Ever since the airing of his interview with Dr Robert Malone, a critic of the mass rollout of Covid vaccines, Joe Rogan has been under more or less constant attack from those who would have him cancelled.
First, celebrities like Neil Young and Joni Mitchell threatened to pull their music from Spotify unless the company dropped him. Spotify owns the rights to broadcast Rogan’s hugely successful podcast, ‘The Joe Rogan Experience’, after signing a $100 million deal with him in 2020.
Next, a group of 270 ‘experts’ (only 87 of whom were actually doctors) penned an open letter denouncing Rogan, and demanding that Spotify “immediately establish” a policy to “moderate misinformation on its platform”.
Then the singer-songwriter India Arie posted a video compilation of Rogan saying the N-word, leading to accusations of ‘racism’ and further calls for censorship. Though Rogan apologised, as far as I’m aware, he never actually called anyone the N-word. Rather, he uttered it while commenting on the term itself.
And, remember, it’s only in the last few years that you’re not even allowed to mention the N-word (in the sense of what philosophers call the use-mention distinction). Even President Biden said it out loud when quoting someone else in Congress in 1985. Should he now be cancelled?
In the most absurd twist yet, CNN ran a piece titled ‘Joe Rogan’s use of the n-word is another January 6 moment’, though the title was later changed.
One could be forgiven for assuming that the campaign to cancel Rogan has less to do with his supposed role in spreading ‘misinformation’ than the fact he doesn’t blindly parrot whatever narrative the media is pushing at any particular time. After all, he’s interviewed pro-vaccine scientists as well as those who’re more sceptical.
Rogan’s own position on the Covid vaccines is perfectly reasonable, and barely differs from what scientists like Martin Kulldorff and Jay Bhattacharya have been saying. In April of last year, Rogan stated:
I’m not an anti-vaxx person. I said I believe they’re safe and I encourage many people to take them … My parents were vaccinated. I just said that if you’re a young, healthy person that you don’t need it.
Here’s the strongest way of framing the case against Rogan. By exaggerating the risks and downplaying the benefits of vaccines, or interviewing scientists who’ve done so, Rogan has discouraged people from getting vaccinated, which has cost those people their lives.
Even if this is true, I would say that mainstream media ‘misinformation’ has caused far more harm. So if you’re going to censor Rogan, you ought to censor all the big newspapers and TV channels as well. (Or better yet, don’t censor anyone.)
What do I mean? The media repeatedly told us that everyone needs to get vaccinated – regardless of age, health or prior Covid status. But if we’d refrained from vaccinating healthy young people, and those with a prior infection, we could have donated millions of vaccines to people in poor countries who actually needed them.

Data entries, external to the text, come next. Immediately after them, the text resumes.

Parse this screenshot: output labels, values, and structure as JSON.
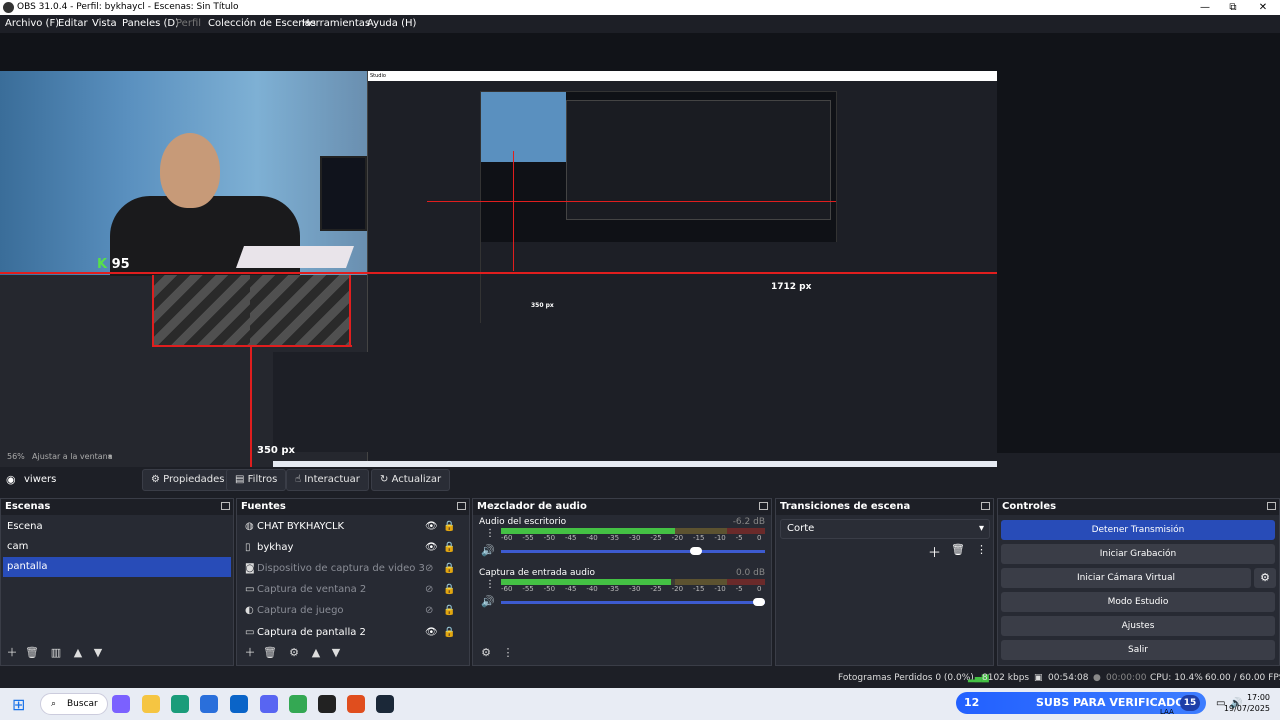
{
  "window": {
    "title": "OBS 31.0.4 - Perfil: bykhaycl - Escenas: Sin Título",
    "minimize": "—",
    "maximize": "⧉",
    "close": "✕"
  },
  "menu": {
    "archivo": "Archivo (F)",
    "editar": "Editar",
    "vista": "Vista",
    "paneles": "Paneles (D)",
    "perfil": "Perfil",
    "coleccion": "Colección de Escenas",
    "herramientas": "Herramientas",
    "ayuda": "Ayuda (H)"
  },
  "preview": {
    "px_350": "350 px",
    "px_1712": "1712 px",
    "kill_count": "95",
    "nested_title": "Studio",
    "nested_px350": "350 px"
  },
  "zoom": {
    "level": "56%",
    "mode": "Ajustar a la ventana"
  },
  "source_toolbar": {
    "scene": "viwers",
    "propiedades": "Propiedades",
    "filtros": "Filtros",
    "interactuar": "Interactuar",
    "actualizar": "Actualizar"
  },
  "escenas": {
    "title": "Escenas",
    "items": [
      "Escena",
      "cam",
      "pantalla"
    ]
  },
  "fuentes": {
    "title": "Fuentes",
    "items": [
      {
        "label": "CHAT BYKHAYCLK",
        "icon": "browser-icon"
      },
      {
        "label": "bykhay",
        "icon": "text-icon"
      },
      {
        "label": "Dispositivo de captura de video 3",
        "icon": "camera-icon"
      },
      {
        "label": "Captura de ventana 2",
        "icon": "window-icon"
      },
      {
        "label": "Captura de juego",
        "icon": "gamepad-icon"
      },
      {
        "label": "Captura de pantalla 2",
        "icon": "monitor-icon"
      }
    ]
  },
  "mixer": {
    "title": "Mezclador de audio",
    "tracks": [
      {
        "name": "Audio del escritorio",
        "db": "-6.2 dB",
        "volume": 0.75
      },
      {
        "name": "Captura de entrada audio",
        "db": "0.0 dB",
        "volume": 1.0
      }
    ],
    "scale": [
      "-60",
      "-55",
      "-50",
      "-45",
      "-40",
      "-35",
      "-30",
      "-25",
      "-20",
      "-15",
      "-10",
      "-5",
      "0"
    ]
  },
  "transitions": {
    "title": "Transiciones de escena",
    "selected": "Corte"
  },
  "controls": {
    "title": "Controles",
    "buttons": [
      "Detener Transmisión",
      "Iniciar Grabación",
      "Iniciar Cámara Virtual",
      "Modo Estudio",
      "Ajustes",
      "Salir"
    ]
  },
  "status": {
    "dropped": "Fotogramas Perdidos 0 (0.0%)",
    "bitrate": "8102 kbps",
    "stream_time": "00:54:08",
    "rec_time": "00:00:00",
    "cpu": "CPU: 10.4%",
    "fps": "60.00 / 60.00 FPS"
  },
  "taskbar": {
    "search": "Buscar",
    "subs_left": "12",
    "subs_text": "SUBS PARA VERIFICADO",
    "subs_right": "15",
    "time": "17:00",
    "date": "19/07/2025",
    "lang": "LAA"
  },
  "colors": {
    "accent": "#284cb8",
    "background": "#1d1f26",
    "dock": "#272a33",
    "meter_green": "#44c144",
    "red_guide": "#e01e1e"
  }
}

Insofar as it prevented us from donating vaccines at a time when doing so could have made a difference, the injunction to vaccine everyone has cost many more lives than anything Joe Rogan or his guests have said. And note: this injunction was partly based on yet another piece of ‘misinformation’ – that the vaccines stop transmission.
Even if we just consider ‘misinformation’ surrounding the vaccines, the mainstream media comes out looking far worse than Rogan (who, I’d remind you, has interviewed people on both sides of the debate). Add in the ‘lab leak conspiracy theory’ narrative, and there’s really no comparison.